On April 1, the American Library Association (ALA) joined an amicus brief to the US Supreme Court opposing the last-minute addition of a citizenship question to the 2020 Census. ALA joined the American Statistical Association, American Sociological Association, and the Population Association of America in support of the plaintiffs in Department of Commerce v. New York. The case was appealed directly to the Supreme Court after a federal court ruled for the plaintiffs and ordered the Commerce Department to remove the question.
“Accurate and reliable census information features in an astonishing array of decisions, from where voters cast their ballots, to where small businesses choose to invest, to how the federal government allocates money, to how emergency responders prepare for natural disasters, among many others,” the brief states. The brief argues that the US Commerce Department’s addition of the citizenship question was inconsistent with its own standards and threatens the integrity of census data.
Arguments in the case will be heard April 23, and the Supreme Court is expected to rule before June 2019, when census forms are scheduled to go to press.

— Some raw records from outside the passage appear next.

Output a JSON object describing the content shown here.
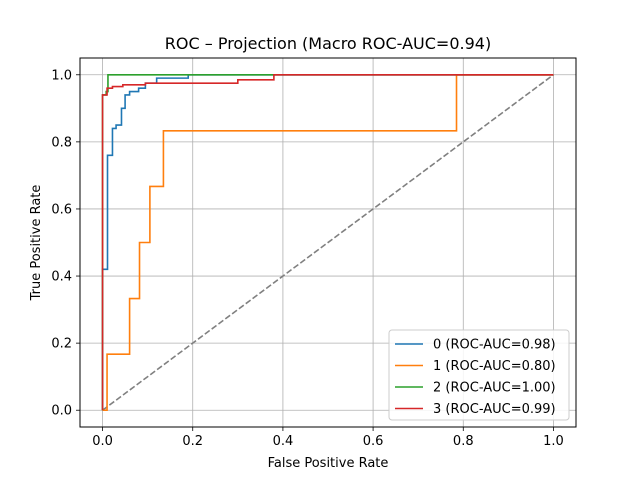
{
  "chart_data": {
    "type": "line",
    "title": "ROC – Projection (Macro ROC-AUC=0.94)",
    "xlabel": "False Positive Rate",
    "ylabel": "True Positive Rate",
    "xlim": [
      -0.05,
      1.05
    ],
    "ylim": [
      -0.05,
      1.05
    ],
    "xticks": [
      0.0,
      0.2,
      0.4,
      0.6,
      0.8,
      1.0
    ],
    "xtick_labels": [
      "0.0",
      "0.2",
      "0.4",
      "0.6",
      "0.8",
      "1.0"
    ],
    "yticks": [
      0.0,
      0.2,
      0.4,
      0.6,
      0.8,
      1.0
    ],
    "ytick_labels": [
      "0.0",
      "0.2",
      "0.4",
      "0.6",
      "0.8",
      "1.0"
    ],
    "grid": true,
    "legend_position": "bottom-right",
    "diagonal": {
      "name": "chance",
      "color": "#808080",
      "points": [
        [
          0,
          0
        ],
        [
          1,
          1
        ]
      ]
    },
    "series": [
      {
        "name": "0 (ROC-AUC=0.98)",
        "color": "#1f77b4",
        "points": [
          [
            0,
            0
          ],
          [
            0,
            0.42
          ],
          [
            0.011,
            0.42
          ],
          [
            0.011,
            0.76
          ],
          [
            0.022,
            0.76
          ],
          [
            0.022,
            0.84
          ],
          [
            0.03,
            0.84
          ],
          [
            0.03,
            0.85
          ],
          [
            0.042,
            0.85
          ],
          [
            0.042,
            0.9
          ],
          [
            0.05,
            0.9
          ],
          [
            0.05,
            0.94
          ],
          [
            0.06,
            0.94
          ],
          [
            0.06,
            0.95
          ],
          [
            0.08,
            0.95
          ],
          [
            0.08,
            0.96
          ],
          [
            0.095,
            0.96
          ],
          [
            0.095,
            0.975
          ],
          [
            0.12,
            0.975
          ],
          [
            0.12,
            0.99
          ],
          [
            0.19,
            0.99
          ],
          [
            0.19,
            1.0
          ],
          [
            1.0,
            1.0
          ]
        ]
      },
      {
        "name": "1 (ROC-AUC=0.80)",
        "color": "#ff7f0e",
        "points": [
          [
            0,
            0
          ],
          [
            0.01,
            0
          ],
          [
            0.01,
            0.167
          ],
          [
            0.06,
            0.167
          ],
          [
            0.06,
            0.333
          ],
          [
            0.082,
            0.333
          ],
          [
            0.082,
            0.5
          ],
          [
            0.105,
            0.5
          ],
          [
            0.105,
            0.667
          ],
          [
            0.135,
            0.667
          ],
          [
            0.135,
            0.833
          ],
          [
            0.785,
            0.833
          ],
          [
            0.785,
            1.0
          ],
          [
            1.0,
            1.0
          ]
        ]
      },
      {
        "name": "2 (ROC-AUC=1.00)",
        "color": "#2ca02c",
        "points": [
          [
            0,
            0
          ],
          [
            0,
            0.94
          ],
          [
            0.008,
            0.94
          ],
          [
            0.008,
            0.95
          ],
          [
            0.012,
            0.95
          ],
          [
            0.012,
            1.0
          ],
          [
            1.0,
            1.0
          ]
        ]
      },
      {
        "name": "3 (ROC-AUC=0.99)",
        "color": "#d62728",
        "points": [
          [
            0,
            0
          ],
          [
            0,
            0.94
          ],
          [
            0.01,
            0.94
          ],
          [
            0.01,
            0.96
          ],
          [
            0.022,
            0.96
          ],
          [
            0.022,
            0.965
          ],
          [
            0.045,
            0.965
          ],
          [
            0.045,
            0.97
          ],
          [
            0.095,
            0.97
          ],
          [
            0.095,
            0.975
          ],
          [
            0.3,
            0.975
          ],
          [
            0.3,
            0.985
          ],
          [
            0.38,
            0.985
          ],
          [
            0.38,
            1.0
          ],
          [
            1.0,
            1.0
          ]
        ]
      }
    ]
  }
}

The amicus brief continues ALA’s ongoing opposition to the citizenship question and represents one aspect of ALA and library advocacy in advance of the 2020 Census. With leadership from the 2020 Census Library Outreach and Education Task Force, ALA members and staff are actively working in three major areas: developing resources and education to support the library field; coordinating directly with the Census Bureau and other stakeholders to increase awareness of library roles; and advancing policymaking that will support libraries and the communities we serve in achieving a fair, accurate, and inclusive census in 2020.
ALA President Loida Garcia-Febo also spoke at the Census Bureau’s one-year-out national press conference in Washington, D.C., April 1.